Mildred Cho - Integrating Ethics into Machine Learning for Precision Medicine – Lessons for Research and Innovation Design
Machine learning (ML) in the context of gene-based precision medicine is a new phenomenon, about which there is very little understanding of actual practices, work processes and the specific contexts in which ML design system decisions are made. Importantly, design decisions intersect with values and ethical principles. Although the field of ML for precision medicine is still in its formative stage, there is growing recognition that designers of ML systems have responsibilities to ask such questions about values and ethics. In this presentation, Professor Cho will report findings of her NIH-funded research on the issues, explore implications for ethical research and design of ML systems in precision medicine, and share experience co-creating a new ethics toolkit for ML designers.
Professor Cho is Associate Director of the Stanford Center for Biomedical Ethics. She is a leading expert on ethical and social issues in genetic research, including those arising from gene therapy and editing, synthetic biology, microbiome research, the use of artificial intelligence to analyze genomic and medical data, the effects of gene patenting on clinical genetic testing and research, and the impacts of academic-industry ties on biomedical research. Her disciplinary background is in pharmacology, health policy, and bioethics.
Pascale Lehoux – Anticipatory Governance and Moral Imagination – Engaging the Public on the Future of Health Technology
Responsible research and innovation (RR!) emphasizes the inclusive and anticipatory stakeholder participation in the development and deployment of technological innovation. Although the public has a critical stake in the future of technology, citizens are often left out of the discussion. Future interactions between technical and moral issues are difficult to envision due to limited understanding of the technology itself of insight into the sociotechnical contexts within which it would be deployed. In this presentation, Professor Lehoux will explore how to foster public moral imagination about technology, share insights from using deliberative methods in the development of the Montreal declaration, and propose directions for inclusive and anticipatory public engagement about AI and emerging health technologies in Canada.

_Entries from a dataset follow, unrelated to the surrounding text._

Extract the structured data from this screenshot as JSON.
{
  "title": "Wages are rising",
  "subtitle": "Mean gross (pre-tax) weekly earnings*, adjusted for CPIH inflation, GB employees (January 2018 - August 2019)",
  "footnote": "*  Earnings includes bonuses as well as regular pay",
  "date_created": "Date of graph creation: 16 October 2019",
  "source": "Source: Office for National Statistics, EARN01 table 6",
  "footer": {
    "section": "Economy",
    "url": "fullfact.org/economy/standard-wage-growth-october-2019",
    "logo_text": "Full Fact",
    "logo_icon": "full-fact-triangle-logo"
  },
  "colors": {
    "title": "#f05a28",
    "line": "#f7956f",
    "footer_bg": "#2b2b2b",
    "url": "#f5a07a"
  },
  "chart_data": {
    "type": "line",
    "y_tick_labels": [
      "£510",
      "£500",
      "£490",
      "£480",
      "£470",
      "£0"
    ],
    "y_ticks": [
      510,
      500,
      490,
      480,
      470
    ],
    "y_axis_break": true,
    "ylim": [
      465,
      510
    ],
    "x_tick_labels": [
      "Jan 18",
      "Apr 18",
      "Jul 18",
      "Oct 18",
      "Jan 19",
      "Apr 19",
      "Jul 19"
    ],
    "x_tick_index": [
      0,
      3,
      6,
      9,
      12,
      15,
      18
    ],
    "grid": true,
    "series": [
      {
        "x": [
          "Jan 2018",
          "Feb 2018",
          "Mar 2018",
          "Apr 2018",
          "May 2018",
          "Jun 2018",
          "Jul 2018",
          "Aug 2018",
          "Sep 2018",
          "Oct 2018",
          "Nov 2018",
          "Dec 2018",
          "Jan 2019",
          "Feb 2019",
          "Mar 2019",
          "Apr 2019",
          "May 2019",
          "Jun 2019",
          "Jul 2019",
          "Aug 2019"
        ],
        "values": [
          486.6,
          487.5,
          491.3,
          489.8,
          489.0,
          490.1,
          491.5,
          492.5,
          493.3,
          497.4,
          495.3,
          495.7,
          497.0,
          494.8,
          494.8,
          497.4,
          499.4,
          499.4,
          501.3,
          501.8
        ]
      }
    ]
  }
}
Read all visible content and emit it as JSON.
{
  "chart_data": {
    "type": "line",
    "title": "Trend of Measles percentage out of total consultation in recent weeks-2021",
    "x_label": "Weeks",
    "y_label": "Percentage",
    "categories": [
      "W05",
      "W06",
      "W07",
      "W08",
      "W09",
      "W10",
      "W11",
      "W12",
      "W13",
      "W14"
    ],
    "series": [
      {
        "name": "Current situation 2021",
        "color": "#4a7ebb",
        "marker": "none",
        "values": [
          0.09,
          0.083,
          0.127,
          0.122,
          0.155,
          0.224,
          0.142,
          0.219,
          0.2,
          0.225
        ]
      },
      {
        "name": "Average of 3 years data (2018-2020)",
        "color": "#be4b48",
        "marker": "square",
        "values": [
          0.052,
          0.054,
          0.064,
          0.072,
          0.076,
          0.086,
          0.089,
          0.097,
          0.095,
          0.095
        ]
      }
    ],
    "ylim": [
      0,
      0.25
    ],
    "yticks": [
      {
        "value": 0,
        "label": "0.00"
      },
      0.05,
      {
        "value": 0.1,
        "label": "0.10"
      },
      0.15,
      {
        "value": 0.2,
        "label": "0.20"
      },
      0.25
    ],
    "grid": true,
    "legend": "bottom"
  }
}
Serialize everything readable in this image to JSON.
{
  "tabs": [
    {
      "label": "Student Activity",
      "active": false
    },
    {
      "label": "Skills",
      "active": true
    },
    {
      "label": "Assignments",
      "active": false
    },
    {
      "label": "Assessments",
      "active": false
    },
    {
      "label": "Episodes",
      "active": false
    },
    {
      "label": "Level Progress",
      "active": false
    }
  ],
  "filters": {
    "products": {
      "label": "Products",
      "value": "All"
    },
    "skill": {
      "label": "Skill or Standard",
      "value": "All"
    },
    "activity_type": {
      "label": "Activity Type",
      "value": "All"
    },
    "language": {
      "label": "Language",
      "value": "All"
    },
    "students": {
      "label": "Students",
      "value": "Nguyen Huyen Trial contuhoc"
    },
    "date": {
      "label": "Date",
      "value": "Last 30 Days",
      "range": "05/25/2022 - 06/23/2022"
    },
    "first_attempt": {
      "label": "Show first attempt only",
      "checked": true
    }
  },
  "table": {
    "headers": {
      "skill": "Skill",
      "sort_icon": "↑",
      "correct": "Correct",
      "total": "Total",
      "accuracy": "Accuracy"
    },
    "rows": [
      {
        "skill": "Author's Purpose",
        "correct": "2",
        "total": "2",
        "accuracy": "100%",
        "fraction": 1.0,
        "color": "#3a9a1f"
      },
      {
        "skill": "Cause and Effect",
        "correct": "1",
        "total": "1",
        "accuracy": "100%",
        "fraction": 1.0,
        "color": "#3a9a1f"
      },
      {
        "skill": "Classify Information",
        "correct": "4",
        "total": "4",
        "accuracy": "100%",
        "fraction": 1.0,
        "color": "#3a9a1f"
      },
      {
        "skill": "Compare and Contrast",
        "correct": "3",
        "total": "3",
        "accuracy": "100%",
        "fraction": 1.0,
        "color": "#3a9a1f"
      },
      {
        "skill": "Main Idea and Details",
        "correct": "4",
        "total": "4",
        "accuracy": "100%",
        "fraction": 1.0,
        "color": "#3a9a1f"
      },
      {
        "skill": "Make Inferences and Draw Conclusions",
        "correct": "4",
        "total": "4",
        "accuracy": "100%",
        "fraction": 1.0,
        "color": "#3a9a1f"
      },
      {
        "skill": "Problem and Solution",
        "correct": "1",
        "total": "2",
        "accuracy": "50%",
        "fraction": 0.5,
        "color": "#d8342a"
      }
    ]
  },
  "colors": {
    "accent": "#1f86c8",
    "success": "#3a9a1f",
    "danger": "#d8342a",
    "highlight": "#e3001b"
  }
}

Professor Lehoux is Full Professor with the Department of Health Management, Evaluation and Policy at the School of Public Health of University of Montreal. She completed a Bachelor degree in Industrial Design, a PHD in Public Health from University of Montreal, and postdoctoral studies in Science & Technology Dynamics at the University of Amsterdam. She held the Canada Research Chair on Innovation in Health (2005-2015). Her research focuses on technological change in health, including the impact of technology assessment on policy-making and public involvement; broader sociological issues in technology design and diffusion in health care, and the role of business models, capital investment and economic policy on tech design in academic spin offs.